Google Analytics provides the quantitative foundation: traffic volumes, session data, conversion funnels and user flow. Hotjar adds the visual layer with heatmaps, scroll maps and session recordings that show you exactly how individual users navigated through your site. Tools like SEMrush and Ahrefs extend the analysis to backlinks and keyword performance, which can surface unexpected insights about how your content is being found and by whom.

The practical recommendation is to set up dashboards that surface these metrics regularly rather than requiring someone to go looking for them. Patterns are easier to spot when you’re comparing week-on-week data than when you dip into the analytics occasionally and try to make sense of isolated numbers.

Getting your team engaged with the data matters too. Insights that sit in a report and don’t reach the people making content, design or product decisions don’t change anything. Building a habit of discussing what the metrics are showing, and treating that discussion as a normal part of planning, tends to produce better outcomes than treating analytics as a specialist function that reports upwards periodically.

Where this is heading

AI and machine learning are beginning to change what’s possible in website auditing.
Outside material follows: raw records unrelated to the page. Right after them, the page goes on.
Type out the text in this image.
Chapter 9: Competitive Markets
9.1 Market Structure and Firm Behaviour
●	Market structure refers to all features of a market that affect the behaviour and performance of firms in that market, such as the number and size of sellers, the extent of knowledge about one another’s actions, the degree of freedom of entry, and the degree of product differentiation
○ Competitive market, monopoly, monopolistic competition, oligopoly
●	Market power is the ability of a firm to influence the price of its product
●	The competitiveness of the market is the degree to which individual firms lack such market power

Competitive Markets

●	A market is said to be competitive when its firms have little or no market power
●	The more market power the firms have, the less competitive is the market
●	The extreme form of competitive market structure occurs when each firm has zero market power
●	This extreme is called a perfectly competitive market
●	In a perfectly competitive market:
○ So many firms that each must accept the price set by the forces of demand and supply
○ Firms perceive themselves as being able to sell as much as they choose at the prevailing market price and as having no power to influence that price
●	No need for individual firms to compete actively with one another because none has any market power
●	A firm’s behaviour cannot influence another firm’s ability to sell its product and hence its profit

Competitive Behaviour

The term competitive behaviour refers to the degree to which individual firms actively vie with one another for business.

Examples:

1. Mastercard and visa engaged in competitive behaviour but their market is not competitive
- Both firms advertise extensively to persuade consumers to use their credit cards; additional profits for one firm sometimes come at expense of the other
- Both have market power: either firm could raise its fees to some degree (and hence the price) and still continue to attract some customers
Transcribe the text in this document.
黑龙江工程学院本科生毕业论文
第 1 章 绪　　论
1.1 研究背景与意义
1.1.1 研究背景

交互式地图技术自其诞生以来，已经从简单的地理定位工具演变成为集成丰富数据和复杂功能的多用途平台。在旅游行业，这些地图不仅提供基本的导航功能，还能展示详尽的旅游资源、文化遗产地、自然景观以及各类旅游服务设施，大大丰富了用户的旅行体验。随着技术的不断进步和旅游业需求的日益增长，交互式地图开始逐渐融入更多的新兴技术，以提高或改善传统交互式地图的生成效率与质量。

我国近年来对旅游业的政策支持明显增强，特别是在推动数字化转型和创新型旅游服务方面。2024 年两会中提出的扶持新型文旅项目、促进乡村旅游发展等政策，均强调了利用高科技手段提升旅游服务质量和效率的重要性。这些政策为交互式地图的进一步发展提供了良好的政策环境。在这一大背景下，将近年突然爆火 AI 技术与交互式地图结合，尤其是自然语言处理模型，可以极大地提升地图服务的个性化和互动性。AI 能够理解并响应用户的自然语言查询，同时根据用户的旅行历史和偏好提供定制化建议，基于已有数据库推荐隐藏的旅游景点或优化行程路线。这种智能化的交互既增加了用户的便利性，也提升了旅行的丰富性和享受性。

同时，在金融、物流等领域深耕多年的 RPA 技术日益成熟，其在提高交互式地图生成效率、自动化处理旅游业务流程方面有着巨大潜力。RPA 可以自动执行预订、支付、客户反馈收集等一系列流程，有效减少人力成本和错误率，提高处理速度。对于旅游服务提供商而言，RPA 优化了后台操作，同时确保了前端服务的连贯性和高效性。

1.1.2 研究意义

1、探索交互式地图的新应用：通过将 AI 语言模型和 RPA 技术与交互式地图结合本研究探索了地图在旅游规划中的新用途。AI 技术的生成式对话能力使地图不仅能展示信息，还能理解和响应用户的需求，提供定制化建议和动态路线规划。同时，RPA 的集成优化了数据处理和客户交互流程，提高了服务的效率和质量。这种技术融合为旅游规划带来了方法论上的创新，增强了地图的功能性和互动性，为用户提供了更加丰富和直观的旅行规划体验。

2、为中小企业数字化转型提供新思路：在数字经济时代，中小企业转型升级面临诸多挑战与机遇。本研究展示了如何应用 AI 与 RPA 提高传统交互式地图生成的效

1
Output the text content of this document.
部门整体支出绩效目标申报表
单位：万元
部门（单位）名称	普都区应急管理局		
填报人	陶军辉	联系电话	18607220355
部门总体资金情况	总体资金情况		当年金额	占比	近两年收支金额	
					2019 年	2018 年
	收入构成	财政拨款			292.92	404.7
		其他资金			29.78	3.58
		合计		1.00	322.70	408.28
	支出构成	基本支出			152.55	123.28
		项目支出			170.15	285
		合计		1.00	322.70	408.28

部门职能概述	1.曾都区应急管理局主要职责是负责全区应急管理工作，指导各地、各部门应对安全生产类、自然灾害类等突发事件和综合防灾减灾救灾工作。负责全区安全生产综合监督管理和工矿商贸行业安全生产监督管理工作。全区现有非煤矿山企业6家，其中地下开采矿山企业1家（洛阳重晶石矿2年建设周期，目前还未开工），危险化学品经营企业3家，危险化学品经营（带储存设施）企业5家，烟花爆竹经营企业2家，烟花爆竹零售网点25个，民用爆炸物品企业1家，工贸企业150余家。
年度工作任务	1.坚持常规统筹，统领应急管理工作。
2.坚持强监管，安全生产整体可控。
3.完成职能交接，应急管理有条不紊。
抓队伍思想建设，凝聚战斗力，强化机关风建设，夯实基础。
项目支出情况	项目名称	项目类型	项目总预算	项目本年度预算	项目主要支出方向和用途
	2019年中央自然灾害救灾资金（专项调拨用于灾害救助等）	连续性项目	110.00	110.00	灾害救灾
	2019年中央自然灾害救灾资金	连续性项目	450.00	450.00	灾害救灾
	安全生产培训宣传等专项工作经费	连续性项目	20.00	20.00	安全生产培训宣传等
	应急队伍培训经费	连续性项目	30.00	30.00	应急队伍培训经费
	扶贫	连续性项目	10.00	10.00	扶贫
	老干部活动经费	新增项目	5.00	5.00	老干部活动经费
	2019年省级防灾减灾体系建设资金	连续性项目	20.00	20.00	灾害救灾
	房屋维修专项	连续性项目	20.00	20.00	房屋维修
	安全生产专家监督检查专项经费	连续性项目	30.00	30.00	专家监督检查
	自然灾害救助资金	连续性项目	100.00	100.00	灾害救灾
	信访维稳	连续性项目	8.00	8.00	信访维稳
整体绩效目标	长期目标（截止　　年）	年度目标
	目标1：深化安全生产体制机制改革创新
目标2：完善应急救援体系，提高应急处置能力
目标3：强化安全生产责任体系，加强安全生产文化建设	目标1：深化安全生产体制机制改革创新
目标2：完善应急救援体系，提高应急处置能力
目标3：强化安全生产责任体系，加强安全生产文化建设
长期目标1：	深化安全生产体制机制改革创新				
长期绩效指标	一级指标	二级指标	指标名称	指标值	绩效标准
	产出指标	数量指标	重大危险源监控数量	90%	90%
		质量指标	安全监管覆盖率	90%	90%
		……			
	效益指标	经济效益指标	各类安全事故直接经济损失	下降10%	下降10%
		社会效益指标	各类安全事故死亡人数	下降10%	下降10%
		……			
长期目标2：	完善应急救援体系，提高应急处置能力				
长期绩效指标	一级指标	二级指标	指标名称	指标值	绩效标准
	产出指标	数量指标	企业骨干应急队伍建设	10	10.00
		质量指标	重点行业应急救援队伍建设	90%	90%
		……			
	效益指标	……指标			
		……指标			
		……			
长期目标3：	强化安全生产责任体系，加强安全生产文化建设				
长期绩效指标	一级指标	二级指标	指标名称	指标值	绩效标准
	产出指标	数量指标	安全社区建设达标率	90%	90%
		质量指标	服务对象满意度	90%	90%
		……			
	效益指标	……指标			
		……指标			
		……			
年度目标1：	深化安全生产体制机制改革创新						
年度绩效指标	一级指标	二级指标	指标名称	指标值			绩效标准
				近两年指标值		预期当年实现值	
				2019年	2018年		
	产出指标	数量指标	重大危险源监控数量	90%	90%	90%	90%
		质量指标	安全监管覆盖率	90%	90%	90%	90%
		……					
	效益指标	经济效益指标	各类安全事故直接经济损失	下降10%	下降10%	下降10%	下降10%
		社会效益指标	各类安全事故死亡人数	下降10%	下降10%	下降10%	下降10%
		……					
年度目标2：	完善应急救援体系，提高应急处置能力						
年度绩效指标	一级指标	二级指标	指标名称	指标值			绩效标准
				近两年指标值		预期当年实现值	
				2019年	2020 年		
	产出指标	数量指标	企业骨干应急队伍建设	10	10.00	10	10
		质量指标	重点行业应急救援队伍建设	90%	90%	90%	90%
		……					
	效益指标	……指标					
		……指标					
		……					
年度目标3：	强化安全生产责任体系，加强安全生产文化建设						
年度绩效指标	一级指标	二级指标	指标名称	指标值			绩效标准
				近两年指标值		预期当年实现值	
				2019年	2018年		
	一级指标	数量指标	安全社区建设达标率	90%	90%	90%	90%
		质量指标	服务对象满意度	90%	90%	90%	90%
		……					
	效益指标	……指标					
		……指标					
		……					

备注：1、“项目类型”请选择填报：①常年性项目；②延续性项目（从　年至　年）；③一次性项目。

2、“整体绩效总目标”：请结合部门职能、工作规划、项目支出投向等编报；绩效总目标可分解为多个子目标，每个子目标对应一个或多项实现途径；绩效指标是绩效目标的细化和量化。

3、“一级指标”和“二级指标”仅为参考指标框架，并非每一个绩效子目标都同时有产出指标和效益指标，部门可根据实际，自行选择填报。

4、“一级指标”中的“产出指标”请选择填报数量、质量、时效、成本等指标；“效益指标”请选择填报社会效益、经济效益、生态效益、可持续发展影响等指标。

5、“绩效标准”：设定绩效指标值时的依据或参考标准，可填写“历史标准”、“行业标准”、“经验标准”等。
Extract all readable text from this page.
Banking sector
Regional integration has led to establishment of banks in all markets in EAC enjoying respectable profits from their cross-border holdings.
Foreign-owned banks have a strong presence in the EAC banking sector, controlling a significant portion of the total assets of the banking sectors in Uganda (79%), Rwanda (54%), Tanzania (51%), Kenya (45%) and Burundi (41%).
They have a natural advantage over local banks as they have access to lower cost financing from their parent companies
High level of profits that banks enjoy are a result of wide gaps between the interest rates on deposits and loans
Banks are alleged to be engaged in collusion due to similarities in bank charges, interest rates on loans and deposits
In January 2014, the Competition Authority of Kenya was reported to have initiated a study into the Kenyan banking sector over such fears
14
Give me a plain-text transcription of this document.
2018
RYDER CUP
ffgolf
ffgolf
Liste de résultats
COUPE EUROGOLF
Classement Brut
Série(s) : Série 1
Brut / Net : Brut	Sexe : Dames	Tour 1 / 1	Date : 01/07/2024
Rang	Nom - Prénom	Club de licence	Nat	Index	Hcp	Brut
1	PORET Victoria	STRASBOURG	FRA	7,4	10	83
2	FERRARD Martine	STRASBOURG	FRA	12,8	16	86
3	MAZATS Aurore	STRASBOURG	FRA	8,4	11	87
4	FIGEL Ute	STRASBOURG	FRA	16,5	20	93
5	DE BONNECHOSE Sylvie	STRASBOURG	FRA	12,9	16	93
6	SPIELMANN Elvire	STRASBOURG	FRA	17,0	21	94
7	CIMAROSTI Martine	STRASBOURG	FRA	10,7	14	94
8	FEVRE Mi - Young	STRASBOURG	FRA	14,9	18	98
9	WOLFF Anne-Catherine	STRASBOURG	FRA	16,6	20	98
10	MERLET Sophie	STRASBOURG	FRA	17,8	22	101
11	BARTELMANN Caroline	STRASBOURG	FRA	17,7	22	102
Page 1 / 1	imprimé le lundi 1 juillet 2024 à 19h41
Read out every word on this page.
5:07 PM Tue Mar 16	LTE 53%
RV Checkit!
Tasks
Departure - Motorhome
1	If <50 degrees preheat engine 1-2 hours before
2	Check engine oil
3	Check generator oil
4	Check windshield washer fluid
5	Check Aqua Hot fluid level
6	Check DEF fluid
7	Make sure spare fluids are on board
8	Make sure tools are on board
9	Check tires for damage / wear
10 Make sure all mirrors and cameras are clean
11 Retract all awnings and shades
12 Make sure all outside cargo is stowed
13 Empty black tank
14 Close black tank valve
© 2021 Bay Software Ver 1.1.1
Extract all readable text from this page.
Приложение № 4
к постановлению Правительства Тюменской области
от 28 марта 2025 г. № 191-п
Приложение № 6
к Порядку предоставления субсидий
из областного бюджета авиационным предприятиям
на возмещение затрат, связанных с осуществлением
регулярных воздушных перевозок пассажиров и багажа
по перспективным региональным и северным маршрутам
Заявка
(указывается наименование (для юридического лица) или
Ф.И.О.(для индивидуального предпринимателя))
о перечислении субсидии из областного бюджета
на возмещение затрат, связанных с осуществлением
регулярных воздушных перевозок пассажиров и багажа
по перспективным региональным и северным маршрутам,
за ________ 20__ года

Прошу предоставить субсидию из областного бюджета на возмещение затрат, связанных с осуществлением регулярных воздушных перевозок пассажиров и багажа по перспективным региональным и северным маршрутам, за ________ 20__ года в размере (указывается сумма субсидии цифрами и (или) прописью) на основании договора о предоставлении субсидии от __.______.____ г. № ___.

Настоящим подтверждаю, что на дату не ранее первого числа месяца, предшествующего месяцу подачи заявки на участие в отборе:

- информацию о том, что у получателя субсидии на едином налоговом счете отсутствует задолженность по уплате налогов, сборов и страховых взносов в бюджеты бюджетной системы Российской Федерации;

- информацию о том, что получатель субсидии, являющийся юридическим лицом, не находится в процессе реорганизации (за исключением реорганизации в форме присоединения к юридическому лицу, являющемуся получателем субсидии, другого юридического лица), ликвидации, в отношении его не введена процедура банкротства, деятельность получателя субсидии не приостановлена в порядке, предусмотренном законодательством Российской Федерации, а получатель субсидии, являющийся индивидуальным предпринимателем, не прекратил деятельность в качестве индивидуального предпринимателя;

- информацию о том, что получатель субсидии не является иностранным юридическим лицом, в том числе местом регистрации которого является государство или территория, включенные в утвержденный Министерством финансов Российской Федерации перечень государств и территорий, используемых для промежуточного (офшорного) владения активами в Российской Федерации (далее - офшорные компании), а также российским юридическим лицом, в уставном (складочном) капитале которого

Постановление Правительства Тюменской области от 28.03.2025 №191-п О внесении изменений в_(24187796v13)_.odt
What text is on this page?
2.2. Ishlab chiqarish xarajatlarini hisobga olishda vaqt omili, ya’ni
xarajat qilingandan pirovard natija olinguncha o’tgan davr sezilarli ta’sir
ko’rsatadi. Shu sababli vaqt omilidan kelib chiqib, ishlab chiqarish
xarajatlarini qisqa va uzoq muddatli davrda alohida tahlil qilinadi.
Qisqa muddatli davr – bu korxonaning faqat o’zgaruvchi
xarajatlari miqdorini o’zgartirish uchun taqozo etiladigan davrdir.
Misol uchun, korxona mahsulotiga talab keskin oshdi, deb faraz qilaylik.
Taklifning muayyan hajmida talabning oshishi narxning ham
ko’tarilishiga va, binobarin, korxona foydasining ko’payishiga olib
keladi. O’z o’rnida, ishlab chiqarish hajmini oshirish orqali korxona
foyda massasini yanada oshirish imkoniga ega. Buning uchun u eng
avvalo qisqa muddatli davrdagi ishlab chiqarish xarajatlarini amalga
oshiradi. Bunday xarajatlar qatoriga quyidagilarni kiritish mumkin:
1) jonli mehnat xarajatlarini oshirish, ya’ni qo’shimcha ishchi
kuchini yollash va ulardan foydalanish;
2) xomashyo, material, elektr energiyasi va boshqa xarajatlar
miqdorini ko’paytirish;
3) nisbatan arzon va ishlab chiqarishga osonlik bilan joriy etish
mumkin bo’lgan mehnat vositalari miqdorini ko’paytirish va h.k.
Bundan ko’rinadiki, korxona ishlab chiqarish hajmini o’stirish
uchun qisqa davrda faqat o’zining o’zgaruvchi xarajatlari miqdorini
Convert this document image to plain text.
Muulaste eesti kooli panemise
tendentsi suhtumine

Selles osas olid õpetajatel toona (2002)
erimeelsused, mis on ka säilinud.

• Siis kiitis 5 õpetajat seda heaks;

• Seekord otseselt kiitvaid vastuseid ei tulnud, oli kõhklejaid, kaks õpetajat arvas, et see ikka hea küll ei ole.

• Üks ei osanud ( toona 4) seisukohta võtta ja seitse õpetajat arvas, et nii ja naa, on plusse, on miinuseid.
Rather than relying on analysts to notice patterns in data, these tools can flag anomalies and trends automatically, surfacing issues that might take weeks to spot through manual review. Emerging metrics like engagement scores and content dwell time are becoming more sophisticated, reflecting not just whether users stayed on a page but whether their behaviour suggests they found it genuinely useful.

The direction of travel is towards more personalised, more granular understanding of how different users experience the same site, which will make it possible to tailor content and experiences in ways that current analytics don’t support. The teams that build good habits around the metrics that are already available will be better positioned to make use of those capabilities as they develop.


Common questions

What are obscure metrics in a website audit? Data points that standard reporting doesn’t typically surface, such as scroll depth, section-level engagement, exit rates on specific page areas and interactions with non-clickable elements.

How can they influence strategy? By revealing what users actually do rather than just whether they convert. They identify content that isn’t working, layouts that confuse users and sections that drive people away, all of which informs more targeted improvements.

Which specific metrics are most worth tracking? Scroll depth, time on specific sections, exit rates by content area, internal link effectiveness and user flow within the site are all worth adding to a standard analytics review.

How can they reshape content strategy? By showing which content holds attention and which doesn’t, allowing you to focus effort on formats and topics that resonate rather than continuing to produce content based on assumptions.

What tools support this kind of analysis? Google Analytics, Hotjar and Crazy Egg all provide features relevant to obscure metric tracking, including heatmaps, session recordings and detailed behavioural analysis.